Venn diagrams of intersecting DEGs across representative drug categories. (a) Antibacterial Agents; (b) Antineoplastic Agents; (c) Anti-Inflammatory Agents; (d) Non-Steroidal Enzyme Inhibitors.
2.3.2. Machine Learning-Derived Core Drug Resistance Genes
Three classical feature selection methods—Random Forest, Genetic Algorithm, and Recursive Feature Elimination (RFE)—were applied to prioritize intersected DEGs and identify core resistance-related genes. The results from all three approaches were integrated using a weighted average, yielding a robust ranking of gene importance. Figure 5 presents MILTEFOSINE as a representative drug to demonstrate the gene-ranking results. In response to MILTEFOSINE treatment, FGFBP2 and PLA2G2A consistently ranked among the top candidates across all feature selection methods and GAPDHS rankings, suggesting their involvement in the molecular mechanisms underlying drug resistance.
Figure 5.
Representative subset of genes visualized according to their importance scores derived from integrated feature selection.
2.4. Performance of Resistance Classification Models
Through machine learning-driven feature selection, irrelevant and redundant genes were eliminated, reducing data dimensionality. The selected core genes were incorporated into a random forest classifier to construct the resistance prediction model.

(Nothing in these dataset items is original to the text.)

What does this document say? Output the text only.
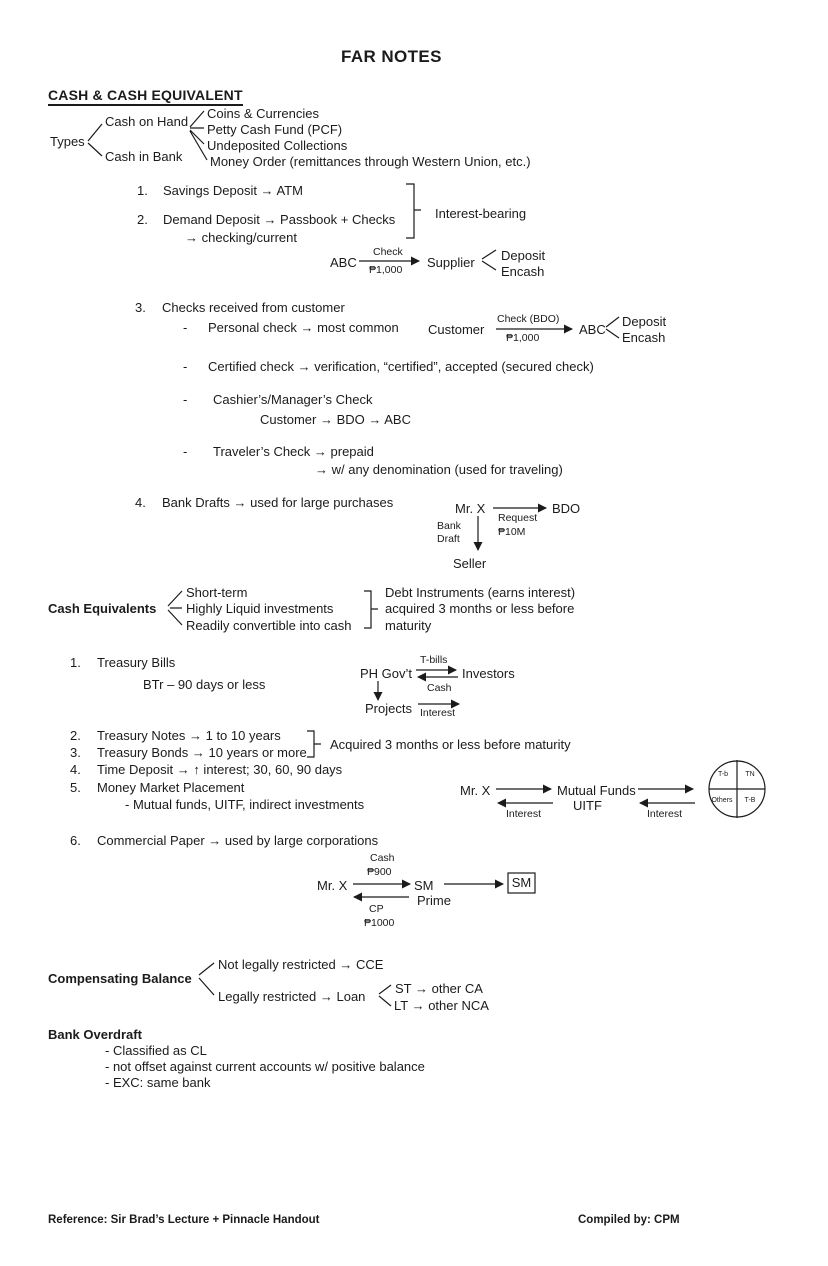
FAR NOTES
CASH & CASH EQUIVALENT
Types
Cash on Hand
Cash in Bank
Coins & Currencies
Petty Cash Fund (PCF)
Undeposited Collections
Money Order (remittances through Western Union, etc.)
1. Savings Deposit → ATM
2. Demand Deposit → Passbook + Checks
→ checking/current
Interest-bearing
ABC
Check
₱1,000 Supplier Deposit
Encash
3. Checks received from customer
- Personal check → most common Customer
Check (BDO)
₱1,000
ABC
Deposit
Encash
- Certified check → verification, “certified”, accepted (secured check)
- Cashier’s/Manager’s Check
Customer → BDO → ABC
- Traveler’s Check → prepaid
→ w/ any denomination (used for traveling)
4. Bank Drafts → used for large purchases	Mr. X	BDO
Request
₱10M
Bank
Draft
Seller
Cash Equivalents
Short-term
Highly Liquid investments
Readily convertible into cash
Debt Instruments (earns interest)
acquired 3 months or less before
maturity
1. Treasury Bills
BTr – 90 days or less
PH Gov’t
T-bills
Investors
Cash
Projects Interest
2. Treasury Notes → 1 to 10 years
3. Treasury Bonds → 10 years or more
Acquired 3 months or less before maturity
4. Time Deposit → ↑ interest; 30, 60, 90 days
5. Money Market Placement
- Mutual funds, UITF, indirect investments
Mr. X	Mutual Funds
UITF
Interest	Interest
T-b TN
Others T-B
6. Commercial Paper → used by large corporations
Cash
₱900
Mr. X	SM
Prime
CP
₱1000
SM
Compensating Balance
Not legally restricted → CCE
Legally restricted → Loan
ST → other CA
LT → other NCA
Bank Overdraft
- Classified as CL
- not offset against current accounts w/ positive balance
- EXC: same bank
Reference: Sir Brad’s Lecture + Pinnacle Handout	Compiled by: CPM
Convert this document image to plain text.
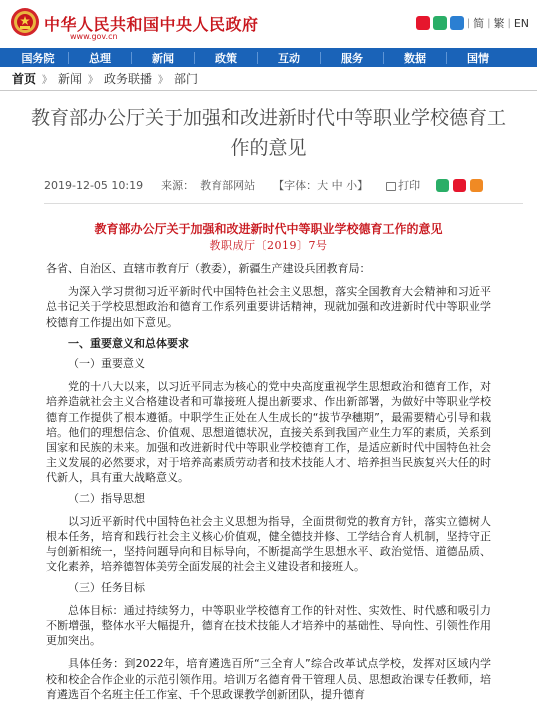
中华人民共和国中央人民政府
www.gov.cn
| 简 | 繁 | EN
国务院	总理	新闻	政策	互动	服务	数据	国情
首页 》 新闻 》 政务联播 》 部门
教育部办公厅关于加强和改进新时代中等职业学校德育工作的意见
2019-12-05 10:19 来源： 教育部网站 【字体：大 中 小】	打印
教育部办公厅关于加强和改进新时代中等职业学校德育工作的意见
教职成厅〔2019〕7号

各省、自治区、直辖市教育厅（教委），新疆生产建设兵团教育局：

为深入学习贯彻习近平新时代中国特色社会主义思想，落实全国教育大会精神和习近平总书记关于学校思想政治和德育工作系列重要讲话精神，现就加强和改进新时代中等职业学校德育工作提出如下意见。

一、重要意义和总体要求

（一）重要意义

党的十八大以来，以习近平同志为核心的党中央高度重视学生思想政治和德育工作，对培养造就社会主义合格建设者和可靠接班人提出新要求、作出新部署，为做好中等职业学校德育工作提供了根本遵循。中职学生正处在人生成长的“拔节孕穗期”，最需要精心引导和栽培。他们的理想信念、价值观、思想道德状况，直接关系到我国产业生力军的素质，关系到国家和民族的未来。加强和改进新时代中等职业学校德育工作，是适应新时代中国特色社会主义发展的必然要求，对于培养高素质劳动者和技术技能人才、培养担当民族复兴大任的时代新人，具有重大战略意义。

（二）指导思想

以习近平新时代中国特色社会主义思想为指导，全面贯彻党的教育方针，落实立德树人根本任务，培育和践行社会主义核心价值观，健全德技并修、工学结合育人机制，坚持守正与创新相统一，坚持问题导向和目标导向，不断提高学生思想水平、政治觉悟、道德品质、文化素养，培养德智体美劳全面发展的社会主义建设者和接班人。

（三）任务目标

总体目标：通过持续努力，中等职业学校德育工作的针对性、实效性、时代感和吸引力不断增强，整体水平大幅提升，德育在技术技能人才培养中的基础性、导向性、引领性作用更加突出。

具体任务：到2022年，培育遴选百所“三全育人”综合改革试点学校，发挥对区域内学校和校企合作企业的示范引领作用。培训万名德育骨干管理人员、思想政治课专任教师，培育遴选百个名班主任工作室、千个思政课教学创新团队，提升德育
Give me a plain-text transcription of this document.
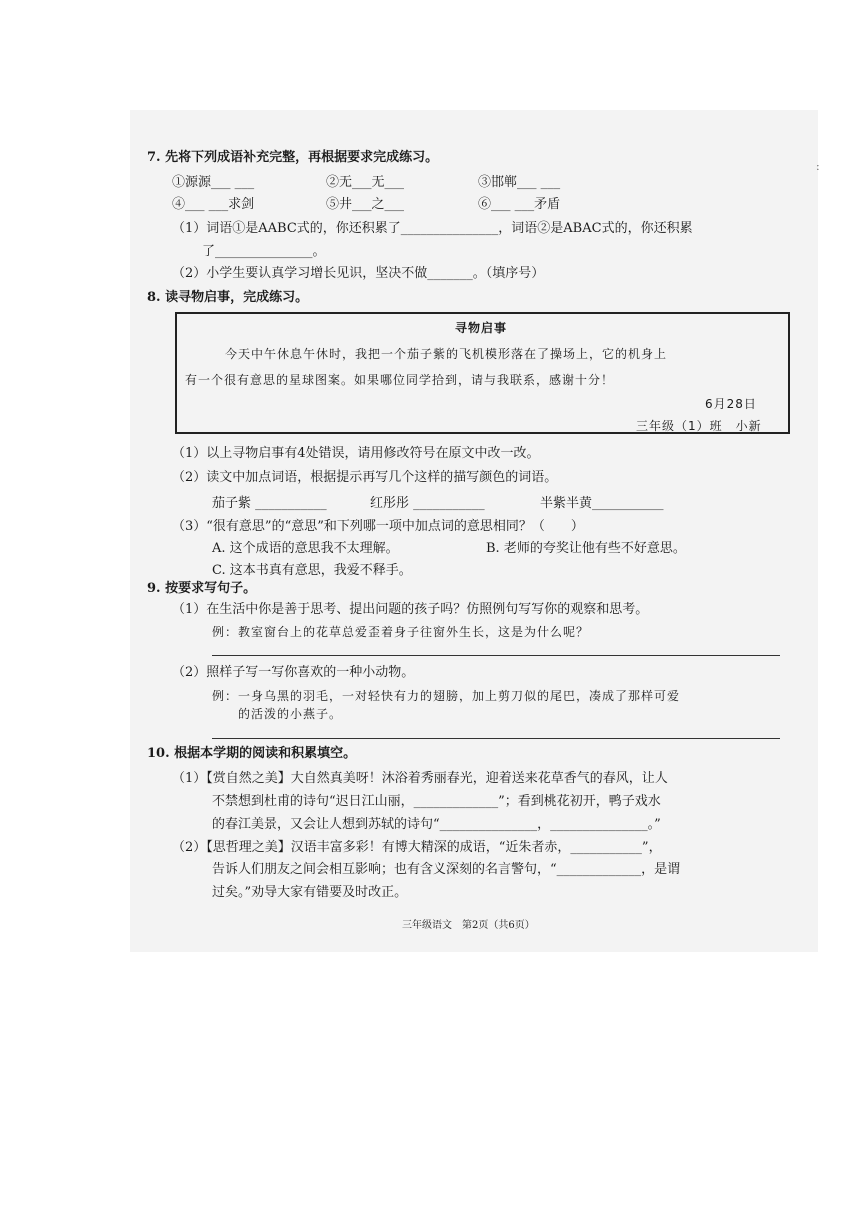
ː
7. 先将下列成语补充完整，再根据要求完成练习。
①源源___ ___	②无___无___	③邯郸___ ___
④___ ___求剑	⑤井___之___	⑥___ ___矛盾
（1）词语①是AABC式的，你还积累了_______________，词语②是ABAC式的，你还积累
了_______________。
（2）小学生要认真学习增长见识，坚决不做_______。（填序号）
8. 读寻物启事，完成练习。
寻物启事
今天中午休息午休时，我把一个茄子紫的飞机模形落在了操场上，它的机身上
有一个很有意思的星球图案。如果哪位同学拾到，请与我联系，感谢十分！
6月28日
三年级（1）班　小新
（1）以上寻物启事有4处错误，请用修改符号在原文中改一改。
（2）读文中加点词语，根据提示再写几个这样的描写颜色的词语。
茄子紫 ___________	红彤彤 ___________	半紫半黄___________
（3）“很有意思”的“意思”和下列哪一项中加点词的意思相同？（　　）
A. 这个成语的意思我不太理解。	B. 老师的夸奖让他有些不好意思。
C. 这本书真有意思，我爱不释手。
9. 按要求写句子。
（1）在生活中你是善于思考、提出问题的孩子吗？仿照例句写写你的观察和思考。
例：教室窗台上的花草总爱歪着身子往窗外生长，这是为什么呢？
（2）照样子写一写你喜欢的一种小动物。
例：一身乌黑的羽毛，一对轻快有力的翅膀，加上剪刀似的尾巴，凑成了那样可爱
的活泼的小燕子。
10. 根据本学期的阅读和积累填空。
（1）【赏自然之美】大自然真美呀！沐浴着秀丽春光，迎着送来花草香气的春风，让人
不禁想到杜甫的诗句“迟日江山丽，_____________”；看到桃花初开，鸭子戏水
的春江美景，又会让人想到苏轼的诗句“_______________，_______________。”
（2）【思哲理之美】汉语丰富多彩！有博大精深的成语，“近朱者赤，___________”，
告诉人们朋友之间会相互影响；也有含义深刻的名言警句，“_____________，是谓
过矣。”劝导大家有错要及时改正。
三年级语文　第2页（共6页）
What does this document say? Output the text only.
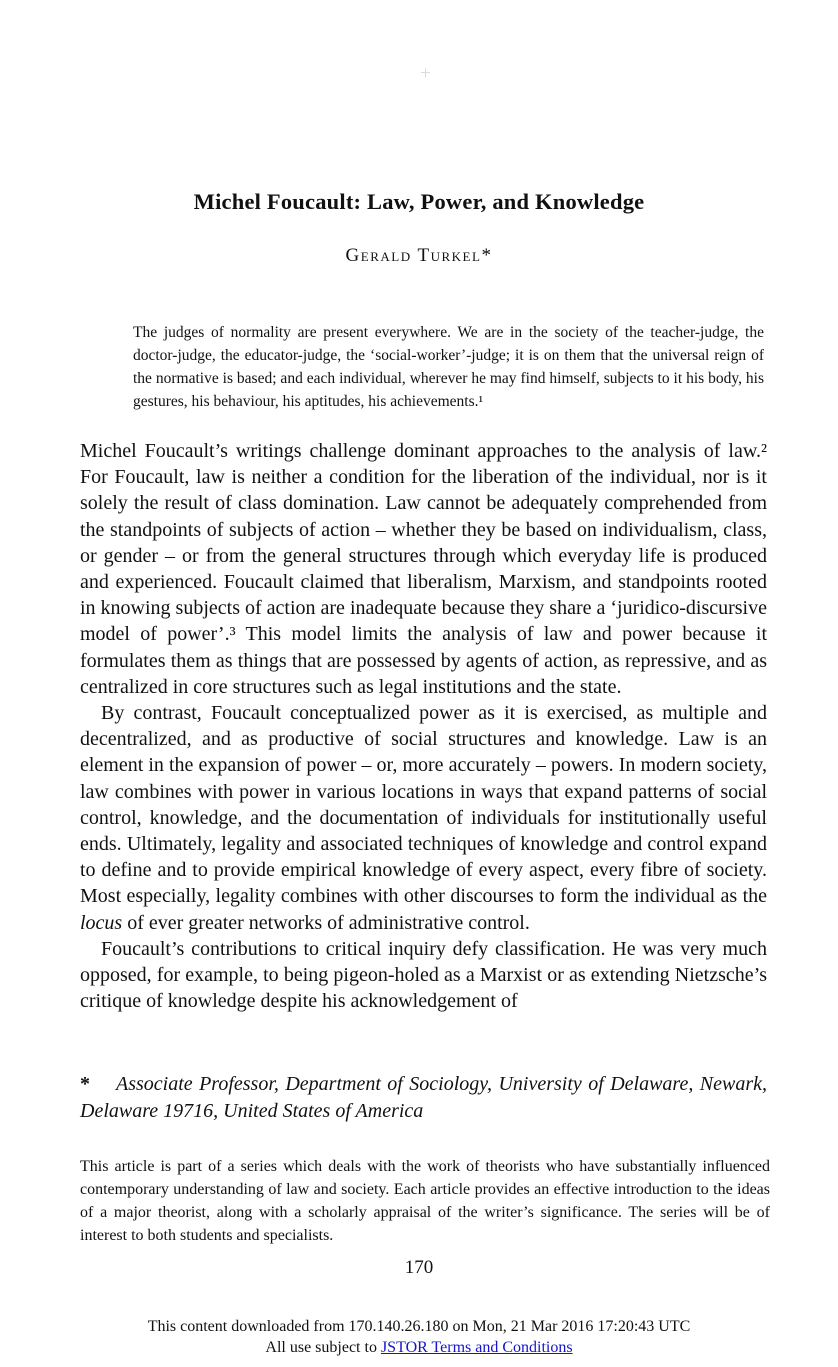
Michel Foucault: Law, Power, and Knowledge
Gerald Turkel*
The judges of normality are present everywhere. We are in the society of the teacher-judge, the doctor-judge, the educator-judge, the ‘social-worker’-judge; it is on them that the universal reign of the normative is based; and each individual, wherever he may find himself, subjects to it his body, his gestures, his behaviour, his aptitudes, his achievements.¹

Michel Foucault’s writings challenge dominant approaches to the analysis of law.² For Foucault, law is neither a condition for the liberation of the individual, nor is it solely the result of class domination. Law cannot be adequately comprehended from the standpoints of subjects of action – whether they be based on individualism, class, or gender – or from the general structures through which everyday life is produced and experienced. Foucault claimed that liberalism, Marxism, and standpoints rooted in knowing subjects of action are inadequate because they share a ‘juridico-discursive model of power’.³ This model limits the analysis of law and power because it formulates them as things that are possessed by agents of action, as repressive, and as centralized in core structures such as legal institutions and the state.

By contrast, Foucault conceptualized power as it is exercised, as multiple and decentralized, and as productive of social structures and knowledge. Law is an element in the expansion of power – or, more accurately – powers. In modern society, law combines with power in various locations in ways that expand patterns of social control, knowledge, and the documentation of individuals for institutionally useful ends. Ultimately, legality and associated techniques of knowledge and control expand to define and to provide empirical knowledge of every aspect, every fibre of society. Most especially, legality combines with other discourses to form the individual as the locus of ever greater networks of administrative control.

Foucault’s contributions to critical inquiry defy classification. He was very much opposed, for example, to being pigeon-holed as a Marxist or as extending Nietzsche’s critique of knowledge despite his acknowledgement of

* Associate Professor, Department of Sociology, University of Delaware, Newark, Delaware 19716, United States of America
This article is part of a series which deals with the work of theorists who have substantially influenced contemporary understanding of law and society. Each article provides an effective introduction to the ideas of a major theorist, along with a scholarly appraisal of the writer’s significance. The series will be of interest to both students and specialists.
170
This content downloaded from 170.140.26.180 on Mon, 21 Mar 2016 17:20:43 UTC
All use subject to JSTOR Terms and Conditions
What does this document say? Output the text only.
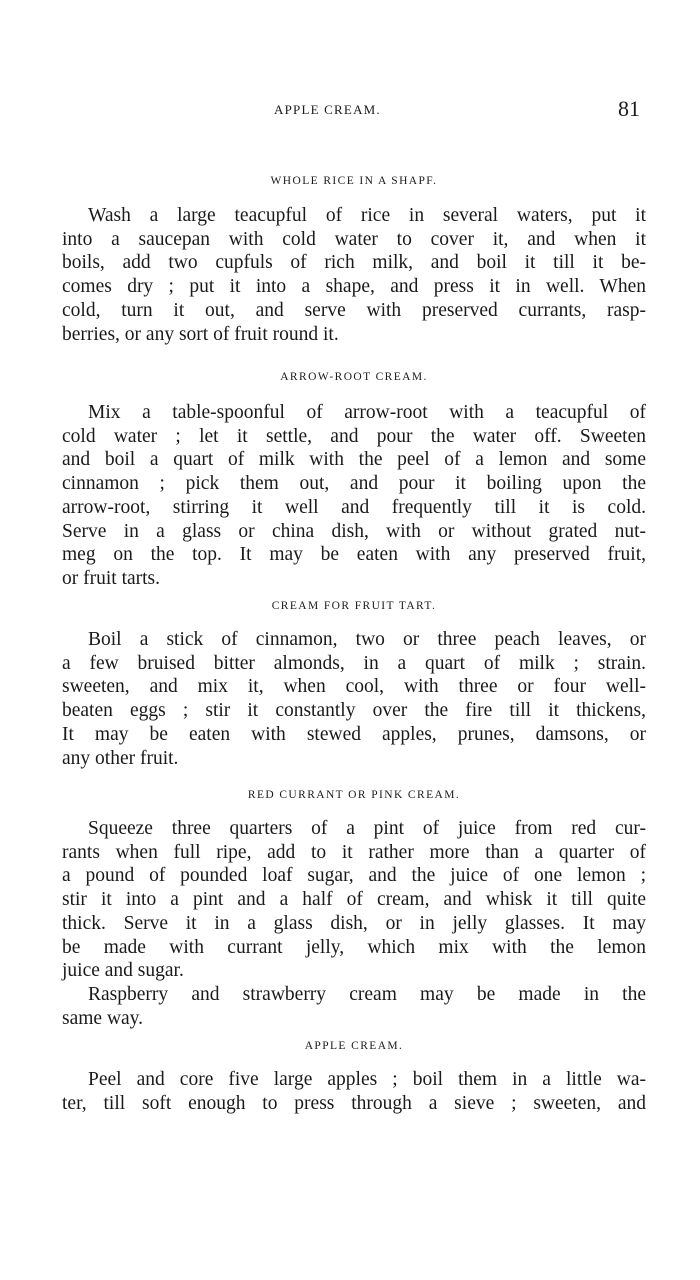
APPLE CREAM.	81
WHOLE RICE IN A SHAPF.

Wash a large teacupful of rice in several waters, put it
into a saucepan with cold water to cover it, and when it
boils, add two cupfuls of rich milk, and boil it till it be-
comes dry ; put it into a shape, and press it in well. When
cold, turn it out, and serve with preserved currants, rasp-
berries, or any sort of fruit round it.

ARROW-ROOT CREAM.

Mix a table-spoonful of arrow-root with a teacupful of
cold water ; let it settle, and pour the water off. Sweeten
and boil a quart of milk with the peel of a lemon and some
cinnamon ; pick them out, and pour it boiling upon the
arrow-root, stirring it well and frequently till it is cold.
Serve in a glass or china dish, with or without grated nut-
meg on the top. It may be eaten with any preserved fruit,
or fruit tarts.

CREAM FOR FRUIT TART.

Boil a stick of cinnamon, two or three peach leaves, or
a few bruised bitter almonds, in a quart of milk ; strain.
sweeten, and mix it, when cool, with three or four well-
beaten eggs ; stir it constantly over the fire till it thickens,
It may be eaten with stewed apples, prunes, damsons, or
any other fruit.

RED CURRANT OR PINK CREAM.

Squeeze three quarters of a pint of juice from red cur-
rants when full ripe, add to it rather more than a quarter of
a pound of pounded loaf sugar, and the juice of one lemon ;
stir it into a pint and a half of cream, and whisk it till quite
thick. Serve it in a glass dish, or in jelly glasses. It may
be made with currant jelly, which mix with the lemon
juice and sugar.
Raspberry and strawberry cream may be made in the
same way.

APPLE CREAM.

Peel and core five large apples ; boil them in a little wa-
ter, till soft enough to press through a sieve ; sweeten, and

The model achieved excellent classification performance (Figure 6a–c), with the confusion matrix (Figure 6a) confirming high classification accuracy. The ROC curve (Figure 6b) yielded an AUC of 0.97 ± 0.01, and the PR curve (Figure 6c) achieved an AUC of 0.999 ± 0.001. To provide a broader view of resistance prediction across drugs from different pharmacological categories, the corresponding results for Oxaliplatin (Antineoplastic Agents), Nafcillin (Antibacterial Agents), Methotrexate (Enzyme Inhibitors), and Phenylbutazone (Non-Steroidal Anti-Inflammatory Agents) are presented in Supplementary Figure S3.
Figure 6.
Model performance evaluation. (a) Confusion matrix of classification results; (b) Receiver Operating Characteristic (ROC) curve; (c) Precision–Recall (PR) curve.
2.5. PPI Network Construction
Figure 7 displays the PPI networks of antibacterial agents, antineoplastic agents, non-steroidal agents, and enzyme inhibitors, where node size and color reflect the degree values. Core genes were identified based on betweenness centrality (Table 1), and the complete node-level metrics for all PPI networks are provided in Supplementary Table S3. Notably, several genes were consistently detected by both network analysis and the machine learning feature importance method, including NTS and PLA2G2A (antibacterial agents), A2M and NTS (antineoplastic agents), ELN, ITIH2, ADCYAP1, NTS, and GAPDHS (non-steroidal agents), and ADCYAP1, NTS, CHGA, and PLA2G2A (enzyme inhibitors).
Figure 7.
PPI networks of representative drug categories. Node size and color correspond to the degree of connectivity. Only genes appearing in at least 60% of drugs within each category were included. This cutoff was chosen as a balance, since stricter thresholds would retain too few genes, while more relaxed thresholds would include weak or inconsistent genes, potentially increasing noise and reducing interpretability. The plots display PPI networks of (a) antibacterial agents, (b) antineoplastic agents, (c) non-steroidal anti-inflammatory agents (NSAIDs), and (d) enzyme inhibitors.
Table 1.
Core genes of PPI network.
2.6. GO Terms and KEGG Pathways Enriched by DEGs
Figure 8 presents the KEGG and GO analysis results for four drug categories: Antibacterial Agents, Antineoplastic Agents, Anti-Inflammatory Agents, Non-Steroidal, and Enzyme Inhibitors. Due to the relatively small number of intersecting genes, to obtain a sufficient number of pathways for visualization, a strict p-value cutoff was not applied, but only pathways with relatively high significance and enrichment ratios were prioritized.
Figure 8.
For each category, the top 15 KEGG pathways (bubble plot and network diagram) and the top 10 GO terms from each domain (BP, CC, and MF; bar charts) are shown. (a–c) Antibacterial Agents; (d–f) Antineoplastic Agents; (g–i) Non-steroidal anti-inflammatory agents (NSAIDs); (j–l) Enzyme inhibitors.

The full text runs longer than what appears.